There are two significant competitions a year in New Zealand, which are run according to FINA Rules:
- North Island Championships and North Island School Championships - generally held during the middle school holidays around June/July, and
- NZ National Championships and NZ School Championships - generally held in the September/October school holidays.
Swimmers who achieve well in these competitions can go on to represent their club overseas, or to represent New Zealand at Oceanias, Junior World Championships, World Championships or the Olympic Games. At this point in time, synchronised swimming will not be featured at the next Commonwealth Games, but it may return at some stage.
School competitions feature solos, duets/trios and team, and swimmers can represent Intermediate or Secondary Schools. The competition is for routines only.
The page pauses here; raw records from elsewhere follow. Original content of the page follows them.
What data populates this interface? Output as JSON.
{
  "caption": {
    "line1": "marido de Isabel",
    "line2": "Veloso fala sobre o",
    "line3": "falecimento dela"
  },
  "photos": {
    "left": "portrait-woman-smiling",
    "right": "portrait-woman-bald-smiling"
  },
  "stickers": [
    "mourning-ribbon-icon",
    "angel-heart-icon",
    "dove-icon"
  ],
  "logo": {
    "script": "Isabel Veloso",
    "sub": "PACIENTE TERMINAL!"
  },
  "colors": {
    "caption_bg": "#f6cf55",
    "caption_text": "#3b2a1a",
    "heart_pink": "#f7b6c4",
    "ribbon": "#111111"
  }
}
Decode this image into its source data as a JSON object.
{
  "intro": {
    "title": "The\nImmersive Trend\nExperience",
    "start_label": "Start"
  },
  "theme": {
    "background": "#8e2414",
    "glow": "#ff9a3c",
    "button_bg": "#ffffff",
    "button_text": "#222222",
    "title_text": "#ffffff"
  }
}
North Island & NZ National Competitions
At the North Island Championships and NZ National Championships, swimmers are required to compete in two categories:
Figures - a Synchro figure is the basic building block of synchronised swimming, and is a combination of body positions and transitions performed in a certain order and in a controlled manner, as prescribed by FINA. These are taught as swimmers progress through the Star levels. Swimmers complete four different figures in this part of the competition, wearing black togs, white caps and goggles. Figures scores are then carried over to be combined with routine scores to give a final result for each routine. They make up 50% of the final result.
Routines - these are performed either as a Solo, Duet/Trio or Team. Routines are performed to music and are judged on "Technical Merit", ie execution, difficulty and synchronisation, and "Artistic Impression", ie choreography, musical interpretation and presentation. Swimmers wear specially designed beautiful togs and headpieces for these routines.
The club undertakes fundraising and applies for grants to assist with competition costs but parents must be prepared to meet all costs associated with competitions themselves.